What! shall I teach you how to loath yourself?
And mildly too, not without sense or reason.
Bell. I am content; I would feign loath myself
If you not love me.
Hip. Then if your gracious blood
Be not all wasted, I shall assay to do’t.
Lend me your silence, and attention.
You have no soul, that makes you weigh so light;
Heaven’s treasure bought it:
And half-a-crown hath sold it:—for your body
Is like the common-shore, that still receives
All the town’s filth. The sin of many men
Is within you; and thus much I suppose,
That if all your committers stood in rank,
They’d make a lane, in which your shame might dwell,
And with their spaces reach from hence to hell.
Nay, shall I urge it more? there has been known
As many by one harlot, maimed and dismembered,
As would ha’ stuffed an hospital: this I might
Apply to you, and perhaps do you right:
O you’re as base as any beast that bears,—
Your body is e’en hired, and so are theirs.

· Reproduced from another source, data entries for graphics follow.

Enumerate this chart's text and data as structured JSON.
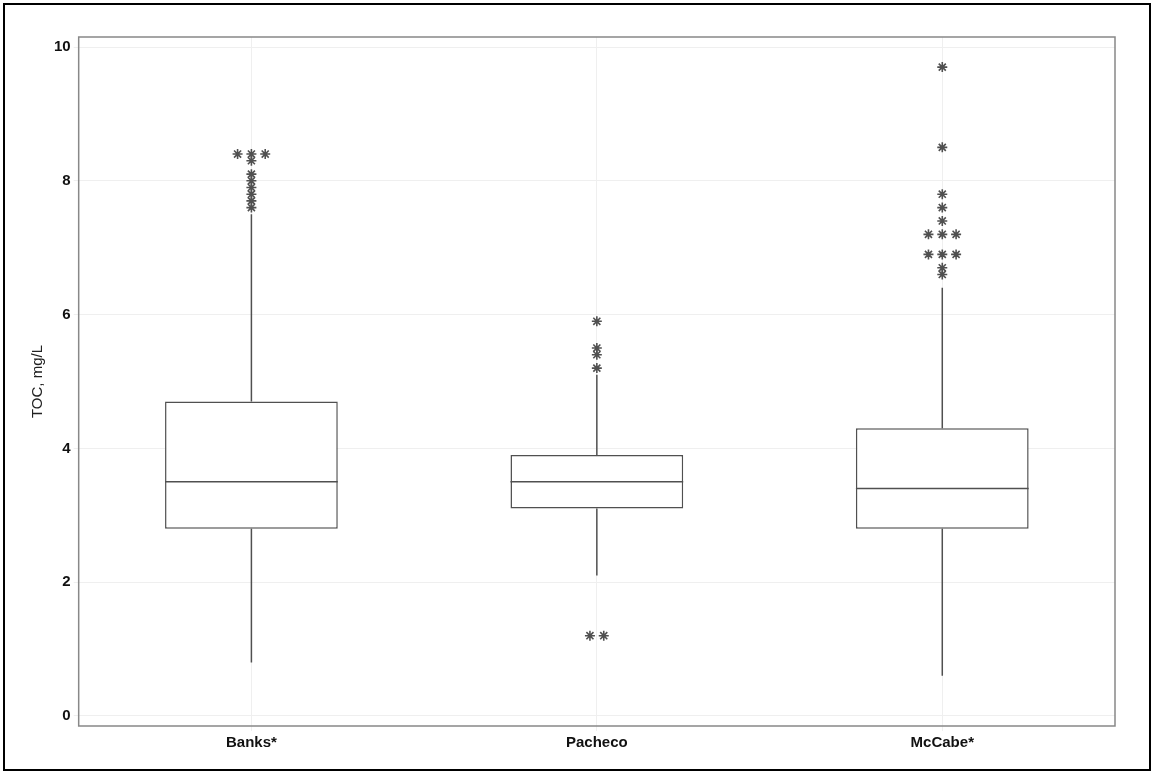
{
  "chart_data": {
    "type": "box",
    "ylabel": "TOC, mg/L",
    "categories": [
      "Banks*",
      "Pacheco",
      "McCabe*"
    ],
    "boxes": [
      {
        "low": 0.8,
        "q1": 2.8,
        "median": 3.5,
        "q3": 4.7,
        "high": 7.5,
        "outliers": [
          7.6,
          7.7,
          7.8,
          7.9,
          8.0,
          8.1,
          8.3,
          8.4,
          8.4,
          8.4
        ]
      },
      {
        "low": 2.1,
        "q1": 3.1,
        "median": 3.5,
        "q3": 3.9,
        "high": 5.1,
        "outliers": [
          1.2,
          1.2,
          5.2,
          5.4,
          5.5,
          5.9
        ]
      },
      {
        "low": 0.6,
        "q1": 2.8,
        "median": 3.4,
        "q3": 4.3,
        "high": 6.4,
        "outliers": [
          6.6,
          6.7,
          6.9,
          6.9,
          6.9,
          7.2,
          7.2,
          7.2,
          7.4,
          7.6,
          7.8,
          8.5,
          9.7
        ]
      }
    ],
    "color": "#505050",
    "marker": "star",
    "ylim": [
      -0.15,
      10.15
    ],
    "yticks": [
      0,
      2,
      4,
      6,
      8,
      10
    ],
    "grid": true,
    "legend": false
  }
}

For gold and sparkling jewels, if he can,
You’ll let a Jew get you with Christian:
Be he a Moor, a Tartar, though his face
Look uglier than a dead man’s skull.
Could the devil put on a human shape,
If his purse shake out crowns, up then he gets;
Whores will be rid to hell with golden bits.
So that you’re crueller than Turks, for they
Sell Christians only, you sell yourselves away.

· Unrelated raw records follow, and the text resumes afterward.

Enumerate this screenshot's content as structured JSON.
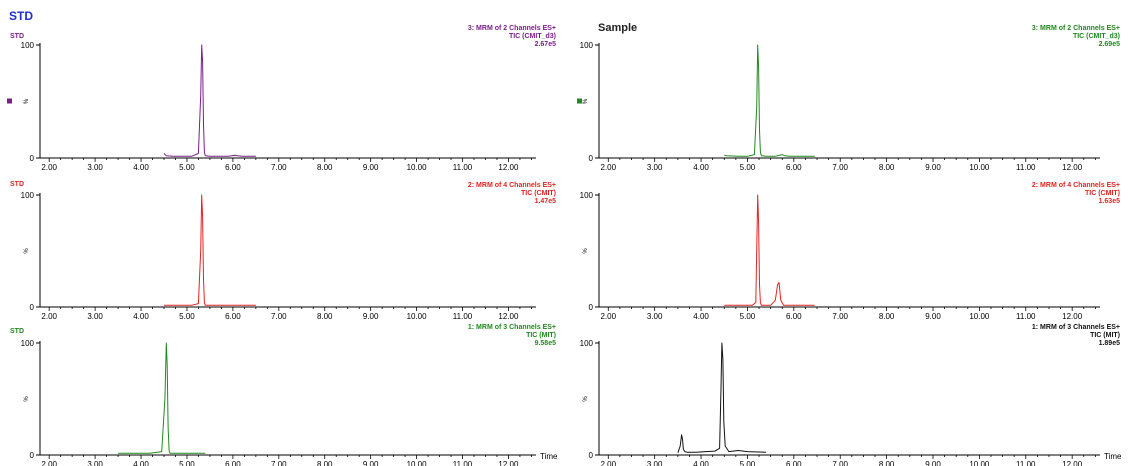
{
  "headings": {
    "std": "STD",
    "sample": "Sample"
  },
  "x_axis": {
    "ticks": [
      "2.00",
      "3.00",
      "4.00",
      "5.00",
      "6.00",
      "7.00",
      "8.00",
      "9.00",
      "10.00",
      "11.00",
      "12.00"
    ],
    "label": "Time",
    "range": [
      1.8,
      12.6
    ]
  },
  "y_axis": {
    "ticks": [
      "0",
      "100"
    ],
    "unit": "%"
  },
  "chart_data": [
    {
      "type": "line",
      "id": "std-ch3",
      "panel_tag": "STD",
      "info": [
        "3: MRM of 2 Channels ES+",
        "TIC (CMIT_d3)",
        "2.67e5"
      ],
      "color": "#7a1f8a",
      "marker": true,
      "ylim": [
        0,
        100
      ],
      "x": [
        4.5,
        4.55,
        4.7,
        4.9,
        5.1,
        5.25,
        5.3,
        5.32,
        5.34,
        5.36,
        5.38,
        5.4,
        5.5,
        5.7,
        5.9,
        6.05,
        6.1,
        6.2,
        6.35,
        6.5
      ],
      "y": [
        4,
        2,
        1.5,
        1.5,
        1.5,
        4,
        55,
        100,
        85,
        30,
        5,
        2,
        1.5,
        1.5,
        1.5,
        2.5,
        2,
        1.5,
        1.5,
        1.5
      ]
    },
    {
      "type": "line",
      "id": "sample-ch3",
      "panel_tag": "",
      "info": [
        "3: MRM of 2 Channels ES+",
        "TIC (CMIT_d3)",
        "2.69e5"
      ],
      "color": "#1f8a1f",
      "marker": true,
      "ylim": [
        0,
        100
      ],
      "x": [
        4.5,
        4.55,
        4.8,
        5.0,
        5.15,
        5.2,
        5.22,
        5.24,
        5.26,
        5.28,
        5.3,
        5.4,
        5.6,
        5.75,
        5.8,
        5.9,
        6.1,
        6.3,
        6.45
      ],
      "y": [
        2.5,
        2,
        1.5,
        1.5,
        3,
        45,
        100,
        80,
        25,
        5,
        2,
        1.5,
        1.5,
        3,
        2,
        1.5,
        1.5,
        1.5,
        1.5
      ]
    },
    {
      "type": "line",
      "id": "std-ch2",
      "panel_tag": "STD",
      "info": [
        "2: MRM of 4 Channels ES+",
        "TIC (CMIT)",
        "1.47e5"
      ],
      "color": "#e52222",
      "marker": false,
      "ylim": [
        0,
        100
      ],
      "x": [
        4.5,
        4.8,
        5.1,
        5.25,
        5.3,
        5.32,
        5.34,
        5.36,
        5.38,
        5.4,
        5.6,
        6.0,
        6.5
      ],
      "y": [
        1.5,
        1.5,
        1.5,
        3,
        50,
        100,
        80,
        25,
        4,
        1.5,
        1.5,
        1.5,
        1.5
      ]
    },
    {
      "type": "line",
      "id": "sample-ch2",
      "panel_tag": "",
      "info": [
        "2: MRM of 4 Channels ES+",
        "TIC (CMIT)",
        "1.63e5"
      ],
      "color": "#e52222",
      "marker": false,
      "ylim": [
        0,
        100
      ],
      "x": [
        4.5,
        4.8,
        5.1,
        5.18,
        5.2,
        5.22,
        5.24,
        5.26,
        5.28,
        5.3,
        5.5,
        5.6,
        5.65,
        5.68,
        5.72,
        5.78,
        5.9,
        6.2,
        6.45
      ],
      "y": [
        1.5,
        1.5,
        1.5,
        4,
        50,
        100,
        75,
        20,
        4,
        1.5,
        1.5,
        6,
        20,
        22,
        6,
        1.5,
        1.5,
        1.5,
        1.5
      ]
    },
    {
      "type": "line",
      "id": "std-ch1",
      "panel_tag": "STD",
      "info": [
        "1: MRM of 3 Channels ES+",
        "TIC (MIT)",
        "9.58e5"
      ],
      "color": "#1f8a1f",
      "marker": false,
      "ylim": [
        0,
        100
      ],
      "x": [
        3.5,
        3.8,
        4.2,
        4.45,
        4.52,
        4.55,
        4.57,
        4.59,
        4.61,
        4.63,
        4.7,
        5.0,
        5.4
      ],
      "y": [
        1.5,
        1.5,
        1.5,
        3,
        50,
        100,
        80,
        25,
        4,
        1.5,
        1.5,
        1.5,
        1.5
      ]
    },
    {
      "type": "line",
      "id": "sample-ch1",
      "panel_tag": "",
      "info": [
        "1: MRM of 3 Channels ES+",
        "TIC (MIT)",
        "1.89e5"
      ],
      "color": "#111111",
      "marker": false,
      "ylim": [
        0,
        100
      ],
      "x": [
        3.5,
        3.55,
        3.58,
        3.6,
        3.62,
        3.65,
        3.7,
        3.9,
        4.1,
        4.3,
        4.4,
        4.43,
        4.45,
        4.47,
        4.49,
        4.52,
        4.6,
        4.8,
        5.0,
        5.4
      ],
      "y": [
        2,
        8,
        18,
        14,
        5,
        3,
        2.5,
        2.5,
        3,
        3.5,
        6,
        60,
        100,
        85,
        30,
        8,
        3,
        4,
        3,
        2.5
      ]
    }
  ]
}
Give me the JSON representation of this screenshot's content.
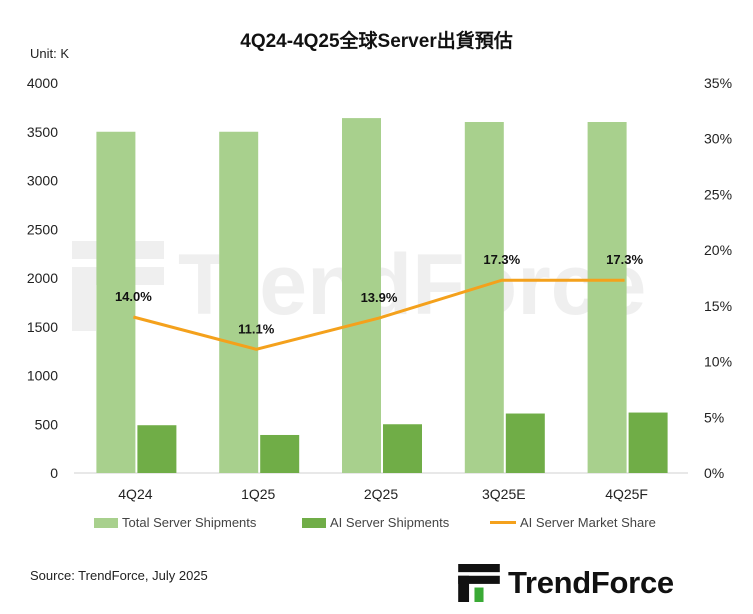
{
  "header": {
    "title": "4Q24-4Q25全球Server出貨預估",
    "unit": "Unit: K"
  },
  "footer": {
    "source": "Source: TrendForce, July 2025",
    "brand": "TrendForce"
  },
  "watermark": {
    "text": "TrendForce"
  },
  "colors": {
    "total": "#a8d08d",
    "ai": "#70ad47",
    "share": "#f4a11c"
  },
  "chart_data": {
    "type": "bar",
    "categories": [
      "4Q24",
      "1Q25",
      "2Q25",
      "3Q25E",
      "4Q25F"
    ],
    "series": [
      {
        "name": "Total Server Shipments",
        "type": "bar",
        "axis": "left",
        "values": [
          3500,
          3500,
          3640,
          3600,
          3600
        ]
      },
      {
        "name": "AI Server Shipments",
        "type": "bar",
        "axis": "left",
        "values": [
          490,
          390,
          500,
          610,
          620
        ]
      },
      {
        "name": "AI Server Market Share",
        "type": "line",
        "axis": "right",
        "values": [
          14.0,
          11.1,
          13.9,
          17.3,
          17.3
        ],
        "labels": [
          "14.0%",
          "11.1%",
          "13.9%",
          "17.3%",
          "17.3%"
        ]
      }
    ],
    "y_left": {
      "ylim": [
        0,
        4000
      ],
      "ticks": [
        "0",
        "500",
        "1000",
        "1500",
        "2000",
        "2500",
        "3000",
        "3500",
        "4000"
      ]
    },
    "y_right": {
      "ylim": [
        0,
        35
      ],
      "ticks": [
        "0%",
        "5%",
        "10%",
        "15%",
        "20%",
        "25%",
        "30%",
        "35%"
      ]
    },
    "grid": false,
    "legend": "bottom"
  }
}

Why, those that love you, hate you: and will term you
Liquorish damnation; with themselves half-sunk
After the sin is laid out, and e’en curse
Their fruitless riot; for what one begets
Another poisons; lust and murder hit:
A tree being often shook, what fruit can knit?
Bell. O me unhappy!
Hip. I can vex you more:
A harlot is like Dunkirk, true to none,
Swallows both English, Spanish, fulsome Dutch,
Back-doored Italian, last of all, the French,
And he sticks to you, faith, gives you your diet,
Brings you acquainted, first with Monsieur Doctor
And then you know what follows.
Bell. Misery.
Rank, stinking, and most loathsome misery.